The remaining trip past Franklin and Shelbyville to State Road 9, which took me north homeward, was uneventful. But I was amazed at the downtown of Shelbyville, with its cute little square and its well-kept blocks full of shops and stores and not a single crumbling building or vacant lot. It is a contrast to places like Marion, whose downtown is crumbling to rubble despite the weak but earnest attempts of the city to arrest this; and Muncie, whose business district is crumbling, too, although less quickly and despite no help from a city whose various government and private units keep tripping slapstickishly over themselves.

I learned that I did not miss the Shriner parade that evening. I did get to see half of it: The mini-cycles, the horses, the calliope.


Russia is beating the living crap out of Cartvelia for trying to take back a scrap of land called South Ossetia, which juts into its territory. It is likely now that Cartvelia, whose military Russia has effectively destroyed, will never get it back.

What I do not understand is why Russia has not annexed South Ossetia in the first place when it made its intentions clear by making the Alan-speaking inhabitants Russian citizens.

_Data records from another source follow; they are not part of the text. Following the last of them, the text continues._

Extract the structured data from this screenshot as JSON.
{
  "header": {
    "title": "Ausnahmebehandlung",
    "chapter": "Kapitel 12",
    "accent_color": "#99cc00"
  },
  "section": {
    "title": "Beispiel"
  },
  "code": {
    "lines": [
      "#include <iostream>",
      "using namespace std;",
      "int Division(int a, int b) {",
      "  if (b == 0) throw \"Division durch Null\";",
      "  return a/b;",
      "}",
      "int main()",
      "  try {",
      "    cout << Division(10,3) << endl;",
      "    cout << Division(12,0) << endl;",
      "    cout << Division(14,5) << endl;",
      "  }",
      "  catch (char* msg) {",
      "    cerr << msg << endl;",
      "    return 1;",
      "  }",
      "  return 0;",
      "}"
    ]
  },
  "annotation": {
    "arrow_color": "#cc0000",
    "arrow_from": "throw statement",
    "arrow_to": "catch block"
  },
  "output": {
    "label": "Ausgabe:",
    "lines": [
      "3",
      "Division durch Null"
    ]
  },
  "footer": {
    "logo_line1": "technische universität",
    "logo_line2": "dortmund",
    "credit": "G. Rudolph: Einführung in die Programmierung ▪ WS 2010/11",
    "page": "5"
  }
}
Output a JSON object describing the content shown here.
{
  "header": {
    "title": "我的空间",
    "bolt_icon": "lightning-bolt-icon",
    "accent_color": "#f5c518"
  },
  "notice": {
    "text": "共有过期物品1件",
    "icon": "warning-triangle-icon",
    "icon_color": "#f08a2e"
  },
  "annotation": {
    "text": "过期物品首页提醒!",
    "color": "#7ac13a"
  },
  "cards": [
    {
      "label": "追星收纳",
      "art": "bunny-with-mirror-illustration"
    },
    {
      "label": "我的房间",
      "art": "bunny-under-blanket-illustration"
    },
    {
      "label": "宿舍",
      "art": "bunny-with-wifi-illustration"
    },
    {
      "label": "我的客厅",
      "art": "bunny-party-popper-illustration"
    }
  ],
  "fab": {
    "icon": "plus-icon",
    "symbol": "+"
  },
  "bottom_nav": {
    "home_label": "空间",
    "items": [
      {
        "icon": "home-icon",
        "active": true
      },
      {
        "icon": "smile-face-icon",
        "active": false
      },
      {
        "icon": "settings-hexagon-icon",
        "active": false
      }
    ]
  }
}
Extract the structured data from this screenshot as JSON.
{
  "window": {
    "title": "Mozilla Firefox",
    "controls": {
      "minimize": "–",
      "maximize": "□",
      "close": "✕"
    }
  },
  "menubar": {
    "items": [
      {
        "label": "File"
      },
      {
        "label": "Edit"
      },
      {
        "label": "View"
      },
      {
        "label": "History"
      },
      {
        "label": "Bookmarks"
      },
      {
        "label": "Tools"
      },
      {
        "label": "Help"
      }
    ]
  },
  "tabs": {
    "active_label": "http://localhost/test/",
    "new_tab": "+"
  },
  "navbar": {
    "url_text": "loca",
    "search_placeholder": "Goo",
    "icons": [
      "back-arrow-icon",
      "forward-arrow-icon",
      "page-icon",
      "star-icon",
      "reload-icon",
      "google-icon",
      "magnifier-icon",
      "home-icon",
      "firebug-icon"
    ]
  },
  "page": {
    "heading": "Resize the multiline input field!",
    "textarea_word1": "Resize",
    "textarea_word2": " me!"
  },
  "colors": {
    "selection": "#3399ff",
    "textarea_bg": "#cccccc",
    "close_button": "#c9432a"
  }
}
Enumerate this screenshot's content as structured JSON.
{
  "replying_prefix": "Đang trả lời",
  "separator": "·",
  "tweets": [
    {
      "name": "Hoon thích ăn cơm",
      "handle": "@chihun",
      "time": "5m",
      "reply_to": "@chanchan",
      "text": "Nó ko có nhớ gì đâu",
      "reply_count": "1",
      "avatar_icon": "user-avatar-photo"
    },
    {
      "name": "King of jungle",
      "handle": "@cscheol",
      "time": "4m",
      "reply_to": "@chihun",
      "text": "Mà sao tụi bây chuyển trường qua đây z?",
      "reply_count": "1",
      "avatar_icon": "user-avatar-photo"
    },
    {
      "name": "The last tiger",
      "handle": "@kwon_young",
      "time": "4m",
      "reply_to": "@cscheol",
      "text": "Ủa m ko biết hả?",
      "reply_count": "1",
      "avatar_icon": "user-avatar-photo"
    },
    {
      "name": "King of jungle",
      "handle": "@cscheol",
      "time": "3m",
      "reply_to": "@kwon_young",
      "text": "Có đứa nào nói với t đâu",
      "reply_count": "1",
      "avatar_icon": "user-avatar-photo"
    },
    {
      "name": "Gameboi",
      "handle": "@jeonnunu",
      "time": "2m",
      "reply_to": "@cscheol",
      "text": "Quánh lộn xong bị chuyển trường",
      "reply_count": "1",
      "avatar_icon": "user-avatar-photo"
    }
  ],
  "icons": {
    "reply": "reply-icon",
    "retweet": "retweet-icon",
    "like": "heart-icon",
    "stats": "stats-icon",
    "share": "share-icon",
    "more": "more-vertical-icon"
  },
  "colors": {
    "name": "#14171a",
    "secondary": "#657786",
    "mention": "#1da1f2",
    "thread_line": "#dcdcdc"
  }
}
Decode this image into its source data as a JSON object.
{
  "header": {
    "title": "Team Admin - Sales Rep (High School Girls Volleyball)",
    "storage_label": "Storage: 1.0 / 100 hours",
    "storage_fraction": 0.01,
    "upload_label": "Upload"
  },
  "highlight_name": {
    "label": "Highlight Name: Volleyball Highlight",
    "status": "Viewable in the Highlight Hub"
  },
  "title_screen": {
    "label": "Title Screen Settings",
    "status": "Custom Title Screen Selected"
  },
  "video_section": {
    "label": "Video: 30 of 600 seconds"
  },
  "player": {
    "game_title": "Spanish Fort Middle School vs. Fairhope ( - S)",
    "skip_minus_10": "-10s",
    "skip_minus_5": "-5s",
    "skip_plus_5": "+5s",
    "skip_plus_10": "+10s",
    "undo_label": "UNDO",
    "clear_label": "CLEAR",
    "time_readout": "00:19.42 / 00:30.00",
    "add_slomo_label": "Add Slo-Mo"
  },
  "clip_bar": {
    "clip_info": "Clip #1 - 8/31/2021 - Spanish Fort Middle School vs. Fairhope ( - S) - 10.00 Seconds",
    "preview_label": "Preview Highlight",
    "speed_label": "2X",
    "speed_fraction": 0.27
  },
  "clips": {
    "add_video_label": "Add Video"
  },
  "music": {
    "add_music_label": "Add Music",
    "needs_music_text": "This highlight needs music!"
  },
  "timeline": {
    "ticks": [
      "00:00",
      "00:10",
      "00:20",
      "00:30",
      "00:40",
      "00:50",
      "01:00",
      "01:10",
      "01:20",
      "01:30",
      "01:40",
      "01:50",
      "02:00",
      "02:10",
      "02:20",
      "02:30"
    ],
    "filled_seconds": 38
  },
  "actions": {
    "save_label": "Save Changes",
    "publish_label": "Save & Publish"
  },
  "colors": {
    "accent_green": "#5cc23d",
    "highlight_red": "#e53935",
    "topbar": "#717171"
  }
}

Nothing would stop Russia from annexing the land now, since the Cartvelia inhabitants of the land have been driven out and are unlikely to ever return. Nor would world opinion be a limiting factor, since this war has caused the nadir of world opinion about Russia to sink as if in a bottomless pit.

I just hope that Leifa Janovyak, the IPR volunteer who joined the Peace Corps after graduation and was assigned to Cartvelia, is okay. I read the Peace Corps unit there was evacuated to Armenia.

Posted on the Dysmey Blog on 18 August 2008.